November real-life claim story


Nationwide member Teri Moerschel hadn't had a pet in 24 years. It simply hadn't been in the cards, considering her late husband’s severe allergy to dander. But nearly a year to the day after her husband passed, Teri received a gift she never expected.

From leftover to loved

While on a lunch excursion with her cousins, Teri was approached by a woman asking if anyone could give her puppy a home.

"She had big tears in her eyes and she said, 'My husband says I can't take him home.' He was 12 weeks old and he was the only one that didn't sell," Teri says.

One of Teri's cousins agreed to take the puppy, but things didn't quite go as planned.

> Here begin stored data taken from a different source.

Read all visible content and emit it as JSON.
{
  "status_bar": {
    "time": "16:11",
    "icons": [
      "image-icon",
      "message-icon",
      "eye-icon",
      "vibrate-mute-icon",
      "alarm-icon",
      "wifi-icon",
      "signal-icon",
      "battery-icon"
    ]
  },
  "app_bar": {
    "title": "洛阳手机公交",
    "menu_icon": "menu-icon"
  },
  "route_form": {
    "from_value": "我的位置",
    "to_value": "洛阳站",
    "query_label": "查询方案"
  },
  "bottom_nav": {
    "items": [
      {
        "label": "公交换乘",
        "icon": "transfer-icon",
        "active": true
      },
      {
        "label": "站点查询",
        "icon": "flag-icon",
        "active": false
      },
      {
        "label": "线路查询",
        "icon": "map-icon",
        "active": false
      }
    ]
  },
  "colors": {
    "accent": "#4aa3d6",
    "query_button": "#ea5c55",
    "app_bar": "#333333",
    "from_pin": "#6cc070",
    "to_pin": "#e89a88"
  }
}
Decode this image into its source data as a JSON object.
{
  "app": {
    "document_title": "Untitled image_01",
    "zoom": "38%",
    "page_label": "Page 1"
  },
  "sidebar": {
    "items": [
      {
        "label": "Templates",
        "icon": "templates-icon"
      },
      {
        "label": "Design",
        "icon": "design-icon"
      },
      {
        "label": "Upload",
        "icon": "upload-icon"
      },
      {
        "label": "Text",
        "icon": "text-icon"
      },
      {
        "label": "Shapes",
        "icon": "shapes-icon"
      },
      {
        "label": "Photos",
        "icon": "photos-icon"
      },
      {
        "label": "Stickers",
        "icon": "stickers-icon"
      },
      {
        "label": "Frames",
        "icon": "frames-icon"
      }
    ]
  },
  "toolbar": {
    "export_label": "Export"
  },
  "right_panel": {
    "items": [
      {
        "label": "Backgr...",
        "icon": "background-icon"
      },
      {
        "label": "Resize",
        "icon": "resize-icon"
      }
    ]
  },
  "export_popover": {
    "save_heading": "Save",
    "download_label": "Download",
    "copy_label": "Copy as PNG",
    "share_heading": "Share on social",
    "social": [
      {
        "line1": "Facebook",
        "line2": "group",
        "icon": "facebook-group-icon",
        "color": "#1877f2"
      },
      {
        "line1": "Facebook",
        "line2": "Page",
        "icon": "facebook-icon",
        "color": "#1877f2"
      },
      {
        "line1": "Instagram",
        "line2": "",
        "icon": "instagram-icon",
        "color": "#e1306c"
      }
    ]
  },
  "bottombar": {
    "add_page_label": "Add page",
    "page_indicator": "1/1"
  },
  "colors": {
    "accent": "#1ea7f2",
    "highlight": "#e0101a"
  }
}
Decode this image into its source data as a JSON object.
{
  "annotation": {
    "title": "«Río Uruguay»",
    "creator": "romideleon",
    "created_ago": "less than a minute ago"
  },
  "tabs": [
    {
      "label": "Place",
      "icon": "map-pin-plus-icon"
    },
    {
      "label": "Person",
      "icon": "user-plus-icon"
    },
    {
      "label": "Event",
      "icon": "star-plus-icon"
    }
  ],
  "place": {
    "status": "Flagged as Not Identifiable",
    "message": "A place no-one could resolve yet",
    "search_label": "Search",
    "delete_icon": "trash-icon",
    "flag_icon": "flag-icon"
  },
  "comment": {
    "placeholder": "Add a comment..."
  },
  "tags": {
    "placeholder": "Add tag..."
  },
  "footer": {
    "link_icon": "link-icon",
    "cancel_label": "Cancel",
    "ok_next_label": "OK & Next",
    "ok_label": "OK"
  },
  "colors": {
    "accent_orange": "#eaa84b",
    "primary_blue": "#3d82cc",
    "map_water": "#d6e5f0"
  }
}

"We walked in with this dog and [my cousin's husband] said, 'That dog is not staying here,'" Teri recounts, explaining how she wound up with the pup she'd eventually name Bogey. Little did she know how much "that dog" would end up meaning to her.

'I'm glad you're here because no one would believe me'

Later that same afternoon, her cousin insisted they go to visit Teri's husband's grave—and that's when things took a poignant turn.

"So we get to the cemetery. And my husband is buried at the very back. There's lots of stones back there," Teri explains. "I had Bogey probably a whole 16 minutes at that point. I open the gates and I let him down and he started running—and I mean running. I thought, 'Oh no, he's going to run off!' And he ran down, as God is my witness, he ran down and he sat on my husband's stone."

Improbable as it seemed even as she was witnessing it with her own eyes, Teri stood speechless while Bogey sat rooted to the gravestone.

"My cousin Barbara said, 'Look at this, Teri, look at this. That's a sign that you need him,'" recalls Teri. "I told her, 'I'm glad you're here because no one would believe me.' If I had told them, they would think I was a grieving widow or something."

She continues, voice breaking, "Even my dad–he just died a few weeks ago–said, 'I think that man gave him to you. He knew.'"

Small dog, big impression

Needless to say, Teri knew right away that Bogey was a keeper. And while he wasn't her first pet, he was certainly the first dog to make such a big impression on her heart. "We had dogs growing up as kids, but we never had an inside dog," she says. "So I didn't know how much they could mean to you because . . . we only saw them when we went outside. They didn't eat and breathe and sleep with us, you know?" Little did she know how much one small dog could affect not only her life, but also the lives of others, until one fateful spring morning last year.

The rescued becomes the rescuer

One of the trees in Teri’s backyard had died over the winter, so she asked her landscaper, John, to replace it once the weather warmed up a bit. He arrived on a drizzly Friday morning with a new blue spruce in the bed of his pickup truck, ready to be planted, and got to work. Meanwhile, Teri was getting ready to run out for a few hours when she noticed Bogey barking much differently than normal. "All of a sudden I heard him bark at the front door, and I just thought it was John. When I went to the door, no one was there," Teri recalls. "[Bogey's] a barker, so I just thought he saw something. As I was gathering my purse and getting my jacket, he came and jumped on my legs and started barking aggressively. I mean, really barking aggressively, and ran to the back door." Teri followed Bogey to investigate his strange behavior when she saw John sitting on the ground. Not knowing what had happened, she opened the door to his cries for help. "I couldn't see where there was a problem until I got there," she says. As it turned out, John's legs were pinned by the 900-pound tree. "He was in the bed of the truck and he was dragging that big tree to the edge of the tailgate," Teri explains. "It was supposed to just fall into the [hole]. . . . But he slipped and fell into the hole as the tree fell off the tailgate." John was pinned so tightly by the bulb of the blue spruce that he couldn't move his legs at all, much less wriggle free. Teri called a neighbor for help and, with considerable effort, the two of them were able to shift the tree just enough for John to get his legs out. "I'm just so proud of Bogey because he just was watching him the whole time," says Teri. "I was literally walking out the door and Bogey knew it. And man, he came to me just barking. It wasn't the normal bark. . . . I knew something was wrong."

Shout out to the little dogs

Grateful for his unlikely rescuer, John remarked to Teri, "Who would have ever thought a Maltese would have saved me? It's usually a German shepherd or some big dog, not some little 10-pound Maltese." Even his wife, a nurse, agreed that he could have suffered serious damage had Bogey not sounded the alarm. "Maltese need their shout out because they probably don't get very much recognition like the big dogs do," says Teri. "Maltese lovers need to know that they're special too."

Paying homage to their unlikely beginning

It's been three years since Teri first met Bogey, and the two of them have settled into a comfortable life together. She often goes back to the little country store where it all started. "Every time I go in there, I take Bogey inside and I ask the owner, 'Do you remember the woman that came in here with this dog?' Because I would love to call her and thank her. But somehow I hope she knows."